The rebel Kurdistan Workers' Party (PKK) said on Sunday that it sustained no casualties in Turkish air strikes on border areas of northern Iraq.
"Turkish warplanes bombed the Zab and Khowakirk areas beginning at 9:00 pm (1800 GMT) on Saturday and lasting for a period of one hour," PKK spokesman Bakhtiar Dogan told AFP by telephone.
Dogan said the air strikes caused damage to "farms and a number of villages" but no PKK casualties.
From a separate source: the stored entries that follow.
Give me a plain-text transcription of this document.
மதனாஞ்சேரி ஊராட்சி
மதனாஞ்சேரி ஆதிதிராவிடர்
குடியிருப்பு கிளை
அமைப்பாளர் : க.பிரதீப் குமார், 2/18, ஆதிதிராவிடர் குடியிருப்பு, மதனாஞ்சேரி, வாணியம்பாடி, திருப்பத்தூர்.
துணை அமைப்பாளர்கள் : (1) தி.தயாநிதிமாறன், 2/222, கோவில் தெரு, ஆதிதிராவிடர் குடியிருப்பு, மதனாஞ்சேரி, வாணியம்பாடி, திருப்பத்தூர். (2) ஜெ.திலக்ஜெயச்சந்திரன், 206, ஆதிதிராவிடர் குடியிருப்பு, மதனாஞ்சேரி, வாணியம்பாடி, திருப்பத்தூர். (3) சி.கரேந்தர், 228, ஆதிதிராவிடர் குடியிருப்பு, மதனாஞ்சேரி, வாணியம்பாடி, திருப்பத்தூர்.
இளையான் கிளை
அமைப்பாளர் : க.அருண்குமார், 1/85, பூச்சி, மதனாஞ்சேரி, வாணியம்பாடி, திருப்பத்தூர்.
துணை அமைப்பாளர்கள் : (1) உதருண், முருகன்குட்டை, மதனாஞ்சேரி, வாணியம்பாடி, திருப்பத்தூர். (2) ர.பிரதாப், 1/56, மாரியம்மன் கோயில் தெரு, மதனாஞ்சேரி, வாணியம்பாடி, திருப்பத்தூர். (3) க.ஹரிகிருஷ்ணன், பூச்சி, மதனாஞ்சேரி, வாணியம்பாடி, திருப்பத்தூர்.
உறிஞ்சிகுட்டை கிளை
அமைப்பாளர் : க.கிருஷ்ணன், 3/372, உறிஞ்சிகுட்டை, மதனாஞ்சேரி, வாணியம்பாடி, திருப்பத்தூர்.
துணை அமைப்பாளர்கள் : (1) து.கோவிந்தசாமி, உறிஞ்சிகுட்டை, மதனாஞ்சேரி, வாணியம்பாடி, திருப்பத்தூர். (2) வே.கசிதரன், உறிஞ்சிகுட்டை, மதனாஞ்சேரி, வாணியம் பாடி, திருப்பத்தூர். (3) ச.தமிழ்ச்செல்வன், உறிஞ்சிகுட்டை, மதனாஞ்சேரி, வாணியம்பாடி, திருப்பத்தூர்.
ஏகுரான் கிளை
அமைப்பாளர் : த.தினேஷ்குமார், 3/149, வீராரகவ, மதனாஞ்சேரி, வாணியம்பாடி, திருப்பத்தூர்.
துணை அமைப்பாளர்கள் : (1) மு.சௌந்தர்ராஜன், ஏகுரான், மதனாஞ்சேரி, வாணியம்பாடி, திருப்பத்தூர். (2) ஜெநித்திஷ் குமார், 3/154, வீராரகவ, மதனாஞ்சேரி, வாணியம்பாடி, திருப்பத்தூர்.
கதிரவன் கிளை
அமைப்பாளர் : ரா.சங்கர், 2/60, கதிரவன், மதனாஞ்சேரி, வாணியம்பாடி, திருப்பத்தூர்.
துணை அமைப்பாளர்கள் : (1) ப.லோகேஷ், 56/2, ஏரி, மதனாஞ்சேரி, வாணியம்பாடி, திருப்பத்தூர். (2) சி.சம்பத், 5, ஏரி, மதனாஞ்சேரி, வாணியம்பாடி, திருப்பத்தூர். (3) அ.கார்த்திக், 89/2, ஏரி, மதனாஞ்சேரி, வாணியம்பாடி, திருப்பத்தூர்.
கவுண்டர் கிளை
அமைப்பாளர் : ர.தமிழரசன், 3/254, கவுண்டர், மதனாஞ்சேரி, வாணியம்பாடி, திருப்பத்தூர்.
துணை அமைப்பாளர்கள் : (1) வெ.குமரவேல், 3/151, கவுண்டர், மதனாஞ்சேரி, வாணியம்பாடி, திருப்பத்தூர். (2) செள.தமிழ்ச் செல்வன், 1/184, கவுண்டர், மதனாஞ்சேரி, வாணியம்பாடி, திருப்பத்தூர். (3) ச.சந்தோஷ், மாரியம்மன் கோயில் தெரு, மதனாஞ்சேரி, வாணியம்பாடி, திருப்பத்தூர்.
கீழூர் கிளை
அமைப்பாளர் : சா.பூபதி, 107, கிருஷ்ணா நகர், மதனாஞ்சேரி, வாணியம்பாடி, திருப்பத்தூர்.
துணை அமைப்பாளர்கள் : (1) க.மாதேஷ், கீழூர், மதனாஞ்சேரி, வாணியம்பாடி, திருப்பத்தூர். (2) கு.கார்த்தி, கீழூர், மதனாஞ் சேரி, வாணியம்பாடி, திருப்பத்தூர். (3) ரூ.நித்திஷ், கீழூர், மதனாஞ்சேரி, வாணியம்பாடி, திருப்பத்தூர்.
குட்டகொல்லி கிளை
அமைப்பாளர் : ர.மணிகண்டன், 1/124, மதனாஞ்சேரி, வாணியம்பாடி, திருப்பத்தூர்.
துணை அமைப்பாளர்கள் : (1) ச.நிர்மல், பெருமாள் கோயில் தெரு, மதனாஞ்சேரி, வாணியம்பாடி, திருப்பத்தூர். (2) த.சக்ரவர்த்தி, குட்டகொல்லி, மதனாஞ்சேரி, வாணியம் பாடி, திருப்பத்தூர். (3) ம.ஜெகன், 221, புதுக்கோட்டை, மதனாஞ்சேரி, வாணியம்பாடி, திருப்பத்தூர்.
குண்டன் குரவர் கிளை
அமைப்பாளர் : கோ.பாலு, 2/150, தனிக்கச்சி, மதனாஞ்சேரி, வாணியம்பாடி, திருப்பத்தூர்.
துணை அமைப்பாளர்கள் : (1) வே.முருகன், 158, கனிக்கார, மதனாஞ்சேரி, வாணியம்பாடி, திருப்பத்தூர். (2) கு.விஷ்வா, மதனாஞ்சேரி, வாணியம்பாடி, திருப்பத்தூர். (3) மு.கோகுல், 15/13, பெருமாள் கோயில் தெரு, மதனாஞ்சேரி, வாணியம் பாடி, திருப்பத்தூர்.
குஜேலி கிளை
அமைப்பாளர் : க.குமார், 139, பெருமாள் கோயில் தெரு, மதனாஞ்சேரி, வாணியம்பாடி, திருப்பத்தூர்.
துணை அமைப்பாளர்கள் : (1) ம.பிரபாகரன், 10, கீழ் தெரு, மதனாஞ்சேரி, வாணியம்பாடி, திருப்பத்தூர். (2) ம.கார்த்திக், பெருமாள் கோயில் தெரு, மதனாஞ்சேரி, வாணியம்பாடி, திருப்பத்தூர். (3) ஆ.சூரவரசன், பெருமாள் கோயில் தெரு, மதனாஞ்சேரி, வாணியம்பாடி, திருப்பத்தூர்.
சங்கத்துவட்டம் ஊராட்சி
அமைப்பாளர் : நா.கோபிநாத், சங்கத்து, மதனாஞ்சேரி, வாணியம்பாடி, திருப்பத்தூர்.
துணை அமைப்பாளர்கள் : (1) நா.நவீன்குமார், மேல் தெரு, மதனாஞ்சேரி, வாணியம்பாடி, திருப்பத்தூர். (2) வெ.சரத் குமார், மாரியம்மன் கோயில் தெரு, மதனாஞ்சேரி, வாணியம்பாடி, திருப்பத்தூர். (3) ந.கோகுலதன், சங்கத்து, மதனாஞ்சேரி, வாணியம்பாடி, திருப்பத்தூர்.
He mentioned no civilian casualties either.
The Turkish military said on Sunday that its jets had carried out strikes on Saturday against suspected PKK hideouts in northern Iraq.
The rebel group took up arms for self-rule in Kurdish-majority southeastern Turkey in 1984, sparking a conflict that has claimed about 45,000 lives.
Turkish jets bomb Kurdish rebel bases in north Iraq
Istanbul (AFP) Feb 12, 2012 – Turkish jets have bombed Kurdish rebel hideouts in northern Iraq, home to members of the outlawed Kurdistan Workers' Party (PKK), the army said on Sunday.
"Two groups of targets belonging to the separatist terrorists in the regions of Zap and Kahurk were hit with efficiency in the evening of February 11 by Turkish air force jets," the general staff said in a statement posted on its website.
The statement said the planes returned to base without incident and did not give any details on possible casualties on the rebel side in the second such raid in eight days.
Fighting between Turkish forces and PKK rebels has escalated in recent months.
In October, Turkey launched a major air and land offensive against the rebels in the southeast of the country and in neighbouring northern Iraq after 24 of its troops were killed in a night-time ambush by rebels.
The PKK took up arms in Kurdish-majority southeastern Turkey in 1984, sparking a conflict that has claimed about 45,000 lives. It is labelled a terrorist outfit by Ankara and much of the international community.